Meat And Antibiotics (Round 646)

Whenever an industry resists disclosing pertinent information about how its practices impact public health, it seems likely that those practices are problematic.

And when it comes to the rampant use of antibiotics in meat production, even former FDA Commissioner David Kessler is fed up (no pun intended):

In 2011, drugmakers sold nearly 30 million pounds of antibiotics for livestock — the largest amount yet recorded and about 80 percent of all reported antibiotic sales that year. The rest was for human health care. We don’t know much more except that, rather than healing sick animals, these drugs are often fed to animals at low levels to make them grow faster and to suppress diseases that arise because they live in dangerously close quarters on top of one another’s waste.

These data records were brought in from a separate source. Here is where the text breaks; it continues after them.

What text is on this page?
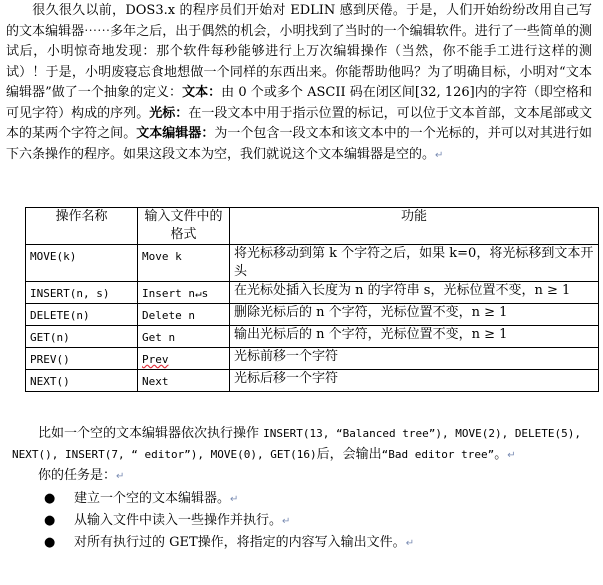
  很久很久以前，DOS3.x 的程序员们开始对 EDLIN 感到厌倦。于是，人们开始纷纷改用自己写的文本编辑器⋯⋯多年之后，出于偶然的机会，小明找到了当时的一个编辑软件。进行了一些简单的测试后，小明惊奇地发现：那个软件每秒能够进行上万次编辑操作（当然，你不能手工进行这样的测试）！于是，小明废寝忘食地想做一个同样的东西出来。你能帮助他吗？为了明确目标，小明对“文本编辑器”做了一个抽象的定义：文本：由 0 个或多个 ASCII 码在闭区间[32, 126]内的字符（即空格和可见字符）构成的序列。光标：在一段文本中用于指示位置的标记，可以位于文本首部，文本尾部或文本的某两个字符之间。文本编辑器：为一个包含一段文本和该文本中的一个光标的，并可以对其进行如下六条操作的程序。如果这段文本为空，我们就说这个文本编辑器是空的。↵

操作名称	输入文件中的格式	功能
MOVE(k)	Move k	将光标移动到第 k 个字符之后，如果 k=0，将光标移到文本开头
INSERT(n, s)	Insert n↵s	在光标处插入长度为 n 的字符串 s，光标位置不变，n ≥ 1
DELETE(n)	Delete n	删除光标后的 n 个字符，光标位置不变，n ≥ 1
GET(n)	Get n	输出光标后的 n 个字符，光标位置不变，n ≥ 1
PREV()	Prev	光标前移一个字符
NEXT()	Next	光标后移一个字符

  比如一个空的文本编辑器依次执行操作 INSERT(13, “Balanced tree”), MOVE(2), DELETE(5), NEXT(), INSERT(7, “ editor”), MOVE(0), GET(16)后，会输出“Bad editor tree”。↵

  你的任务是：↵

● 建立一个空的文本编辑器。↵
● 从输入文件中读入一些操作并执行。↵
● 对所有执行过的 GET操作，将指定的内容写入输出文件。↵
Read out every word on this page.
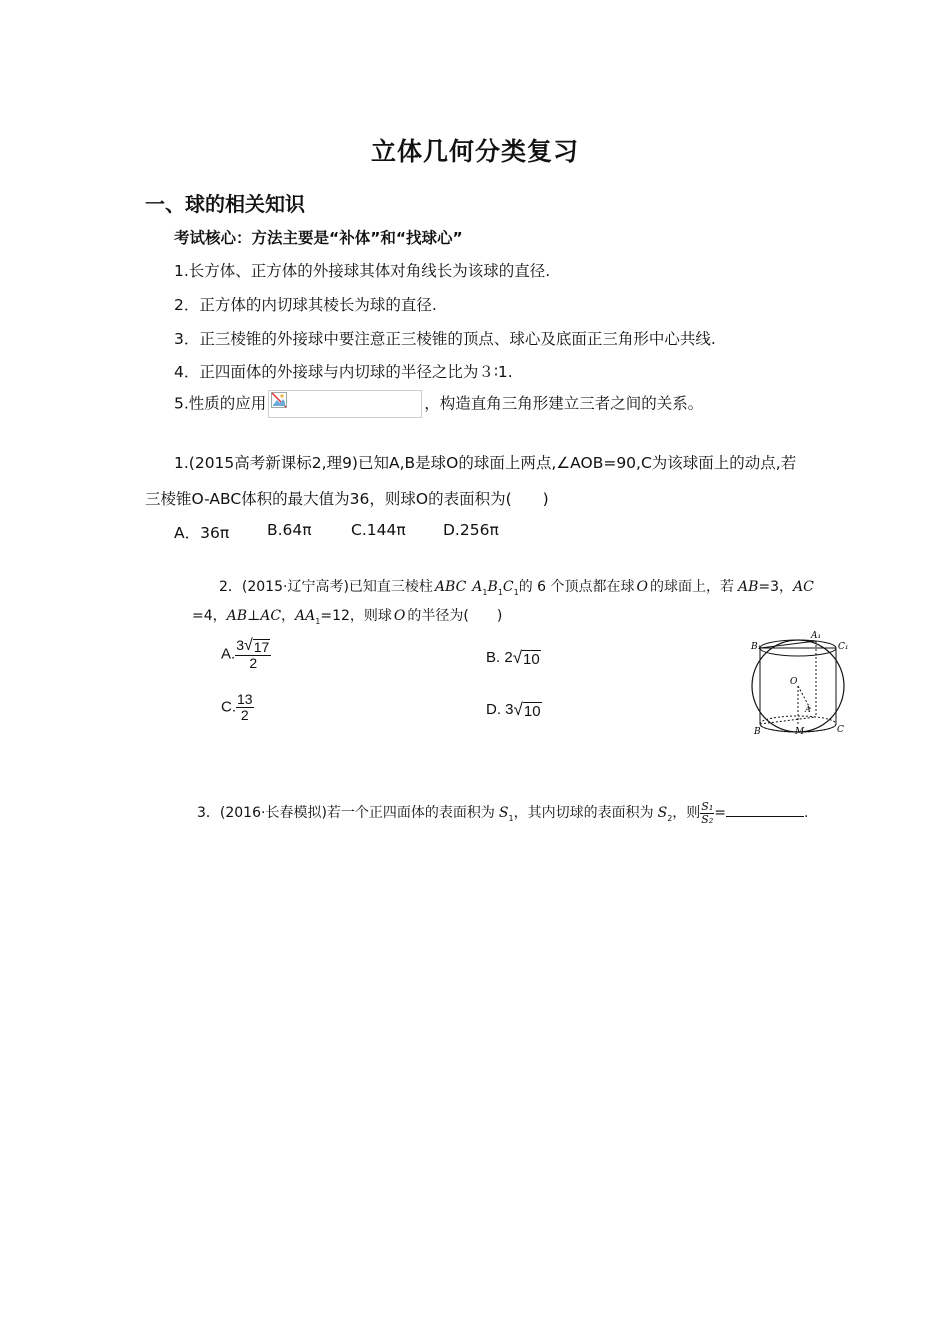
立体几何分类复习
一、球的相关知识
考试核心：方法主要是“补体”和“找球心”
1.长方体、正方体的外接球其体对角线长为该球的直径.
2．正方体的内切球其棱长为球的直径.
3．正三棱锥的外接球中要注意正三棱锥的顶点、球心及底面正三角形中心共线.
4．正四面体的外接球与内切球的半径之比为３∶1.
5.性质的应用	，构造直角三角形建立三者之间的关系。
1.(2015高考新课标2,理9)已知A,B是球O的球面上两点,∠AOB=90,C为该球面上的动点,若
三棱锥O-ABC体积的最大值为36，则球O的表面积为(　　)
A．36π B.64π	C.144π D.256π
2．(2015·辽宁高考)已知直三棱柱 ABC $A_1B_1C_1$的 6 个顶点都在球 O 的球面上，若 AB=3，AC
=4，AB⊥AC，$AA_1=12$，则球 O 的半径为(　　)
A. $\frac{3 √ 17}{2}$	B. 2 √ 10
C. $\frac{13}{2}$	D. 3 √ 10
B₁
A₁
C₁
O
A
B	M	C
3．(2016·长春模拟)若一个正四面体的表面积为 $S_1$，其内切球的表面积为 $S_2$，则 $\frac{\text{S₁}}{\text{S₂}}$ =	.
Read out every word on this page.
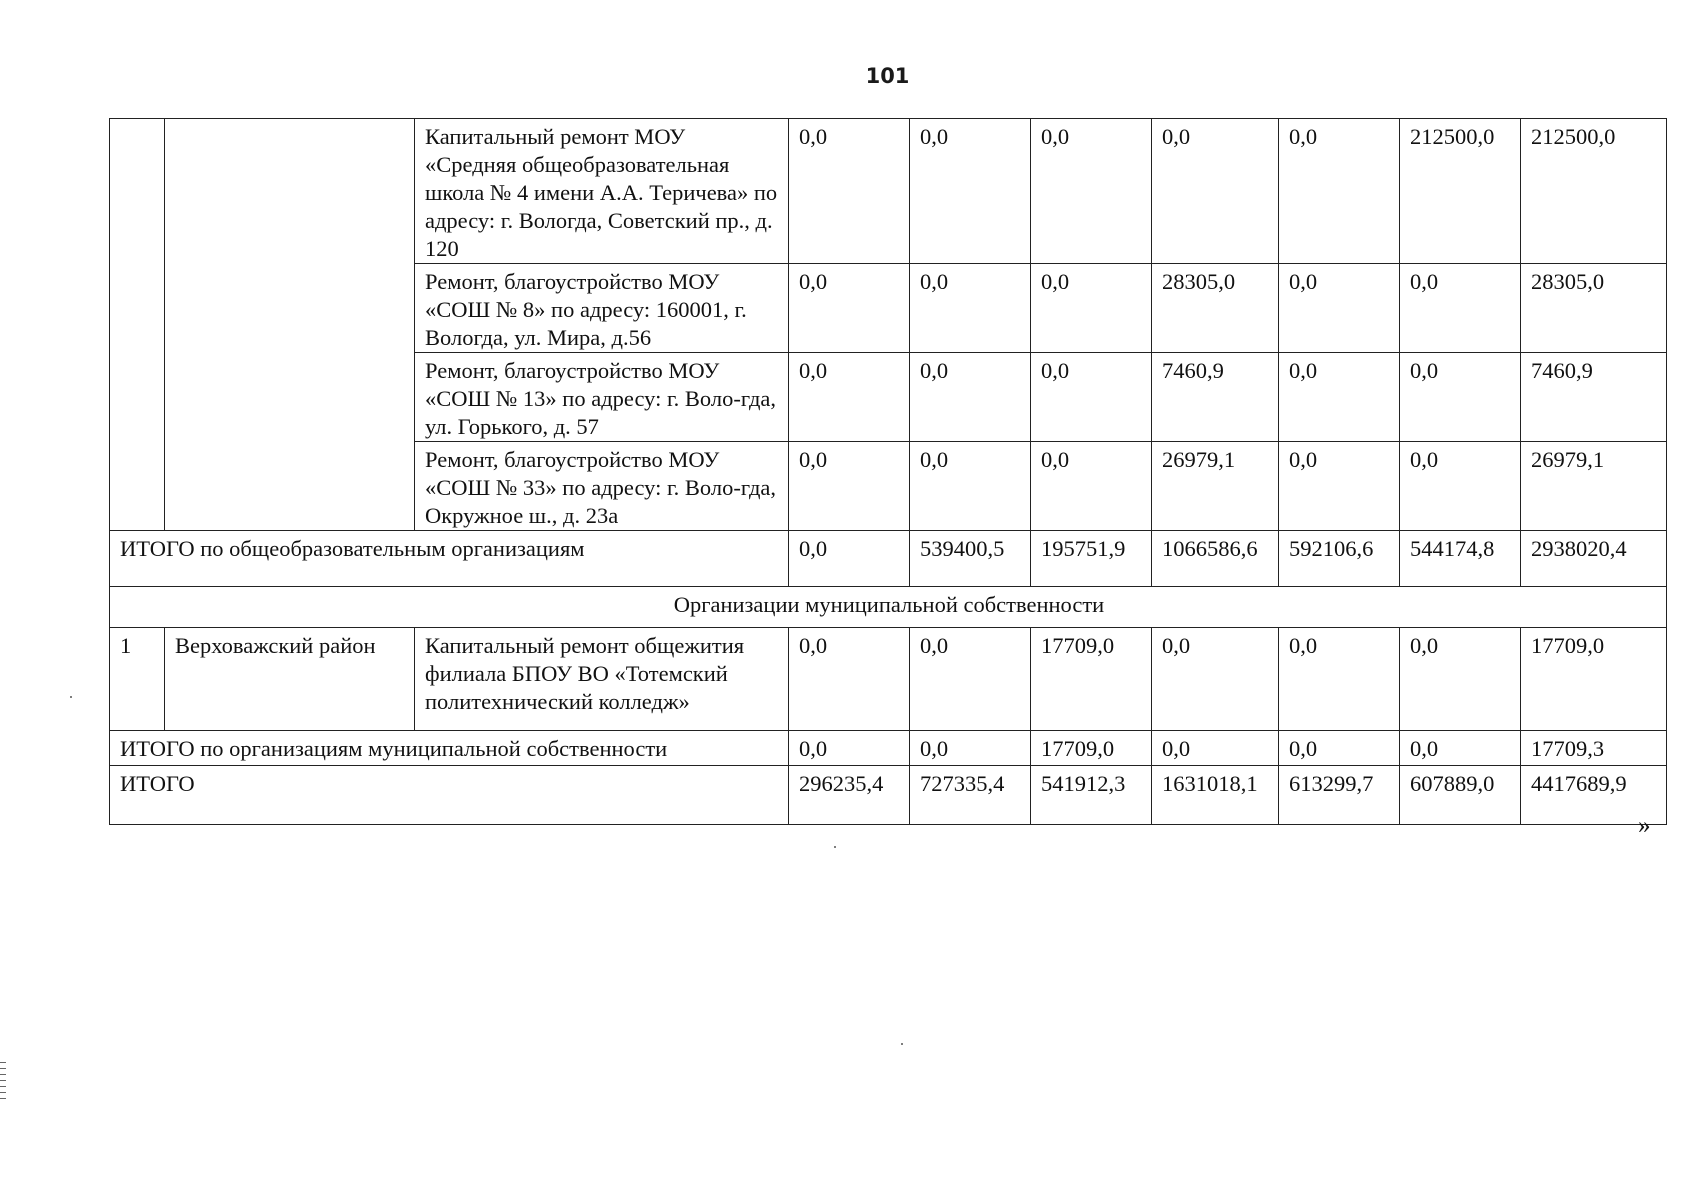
101
		Капитальный ремонт МОУ «Средняя общеобразовательная школа № 4 имени А.А. Теричева» по адресу: г. Вологда, Советский пр., д. 120	0,0	0,0	0,0	0,0	0,0	212500,0	212500,0
		Ремонт, благоустройство МОУ «СОШ № 8» по адресу: 160001, г. Вологда, ул. Мира, д.56	0,0	0,0	0,0	28305,0	0,0	0,0	28305,0
		Ремонт, благоустройство МОУ «СОШ № 13» по адресу: г. Воло-гда, ул. Горького, д. 57	0,0	0,0	0,0	7460,9	0,0	0,0	7460,9
		Ремонт, благоустройство МОУ «СОШ № 33» по адресу: г. Воло-гда, Окружное ш., д. 23а	0,0	0,0	0,0	26979,1	0,0	0,0	26979,1
ИТОГО по общеобразовательным организациям			0,0	539400,5	195751,9	1066586,6	592106,6	544174,8	2938020,4
Организации муниципальной собственности									
1	Верховажский район	Капитальный ремонт общежития филиала БПОУ ВО «Тотемский политехнический колледж»	0,0	0,0	17709,0	0,0	0,0	0,0	17709,0
ИТОГО по организациям муниципальной собственности			0,0	0,0	17709,0	0,0	0,0	0,0	17709,3
ИТОГО			296235,4	727335,4	541912,3	1631018,1	613299,7	607889,0	4417689,9
»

It may sound counterintuitive, but feeding antibiotics to livestock at low levels may do the most harm. When he accepted the Nobel Prize in 1945 for his discovery of penicillin, Alexander Fleming warned that “there is the danger that the ignorant man may easily underdose himself and by exposing his microbes to nonlethal quantities of the drug make them resistant.” He probably could not have imagined that, one day, we would be doing this to billions of animals in factorylike facilities….[snip]

…It was not until 2008, however, that Congress required companies to tell the F.D.A. the quantity of antibiotics they sold for use in agriculture. The agency’s latest report, on 2011 sales and also released in February, was just four pages long — including the cover and two pages of boilerplate. There was no information on how these drugs were administered or to which animals and why.

We have more than enough scientific evidence to justify curbing the rampant use of antibiotics for livestock, yet the food and drug industries are not only fighting proposed legislation to reduce these practices, they also oppose collecting the data. Unfortunately, the Senate Committee on Health, Education, Labor and Pensions, as well as the F.D.A., is aiding and abetting them.

The Senate committee recently approved the Animal Drug User Fee Act, a bill that would authorize the F.D.A. to collect fees from veterinary-drug makers to finance the agency’s review of their products. Public health experts had urged the committee to require drug companies to provide more detailed antibiotic sales data to the agency. Yet the F.D.A. stood by silently as the committee declined to act, rejecting a modest proposal from Senators Kirsten E. Gillibrand of New York and Dianne Feinstein of California, both Democrats, that required the agency to report data it already collects but does not disclose.

Kessler should be very familiar with this problem. The FDA has been intimidated into inaction an antibiotics for decades, according to this excellent timeline.

Just another day in the life of a corporate democracy. I mean, what could go wrong?